I would just add 1 quick thing is this is not a patient population that ultimately we're going to try to figure things out in, right? So I think we're trying to get to a patient population that's much more likely to have responsiveness and much more homogenous so -- and that's the newly diagnose -- the newly diagnosed patients, hopefully, have not had prior transplants, prior menin, prior ven, so in that sense, they're more uniform. So I think that's ultimately, I think, I guess the main probably preamble to this is, does what we see in this relapsed/refractory setting tell us a lot about what we're going to ultimately see in newly diagnosed setting? Unfortunately, I don't think it's going to be a clear correlate. It just -- it has not been and it probably won't be.

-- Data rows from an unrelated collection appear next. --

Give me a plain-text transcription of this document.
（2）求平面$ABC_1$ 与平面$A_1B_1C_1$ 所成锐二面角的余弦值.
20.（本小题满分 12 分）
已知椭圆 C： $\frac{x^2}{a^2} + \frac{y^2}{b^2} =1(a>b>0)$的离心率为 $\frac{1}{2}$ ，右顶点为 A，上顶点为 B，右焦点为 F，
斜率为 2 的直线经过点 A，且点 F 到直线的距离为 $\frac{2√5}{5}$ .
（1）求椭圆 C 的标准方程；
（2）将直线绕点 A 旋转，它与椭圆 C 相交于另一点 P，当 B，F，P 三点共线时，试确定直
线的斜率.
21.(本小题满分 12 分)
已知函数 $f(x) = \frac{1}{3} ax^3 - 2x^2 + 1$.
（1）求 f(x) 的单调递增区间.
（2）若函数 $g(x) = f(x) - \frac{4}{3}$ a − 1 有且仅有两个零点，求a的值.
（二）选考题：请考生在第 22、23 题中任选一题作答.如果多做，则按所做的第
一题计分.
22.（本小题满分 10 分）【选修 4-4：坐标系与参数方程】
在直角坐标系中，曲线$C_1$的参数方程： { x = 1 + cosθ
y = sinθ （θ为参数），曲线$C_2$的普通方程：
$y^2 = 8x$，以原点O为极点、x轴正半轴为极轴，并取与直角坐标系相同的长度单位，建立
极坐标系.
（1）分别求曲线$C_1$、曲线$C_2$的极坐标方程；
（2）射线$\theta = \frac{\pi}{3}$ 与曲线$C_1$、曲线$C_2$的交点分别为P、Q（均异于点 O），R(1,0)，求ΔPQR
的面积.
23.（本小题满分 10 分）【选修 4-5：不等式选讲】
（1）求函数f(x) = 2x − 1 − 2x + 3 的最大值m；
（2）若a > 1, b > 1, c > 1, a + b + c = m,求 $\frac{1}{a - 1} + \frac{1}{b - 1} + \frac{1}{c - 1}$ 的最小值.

So with regards to how we selected a 600-milligram dose to carry forward into the expansion, obviously, extremely multifactorial. We had both an independent data monitoring committee and study participants safety monitoring committee that really evaluate all of the data that we had in order to help decide about dose escalation and dose expansion. So we're looking at things in addition to exposure. We're looking at obviously, the response rate, the MRD negativity rate but also safety, as you referred to. And as we escalate, most people are looking to make sure that safety doesn't get worse at increasing doses. We had the good fortune of seeing safety actually improve at increasing doses and increasing exposure. And that supported very heavily our decision to carry through the 600-milligram dose. But all else being equal, if you can get to the highest dose, best exposure for patients without additive safety issues, that is the one that we will try to optimize for patient use.

Ladies and gentlemen, that concludes the question-and-answer session. I would like to turn the call back over to Troy for closing remarks.

Thank you, operator, and thank you, everyone, for joining our call today. We really appreciate Dr. Zeidan and Dr. Fathi spending their time, and they've been very generous with their opinions and their expertise. Appreciate all of your questions, and if you have any questions, please reach out. Otherwise, we wish you happy holidays and a happy new year. Thanks so much.

This concludes our conference call. Thank you for your participation. You may now disconnect.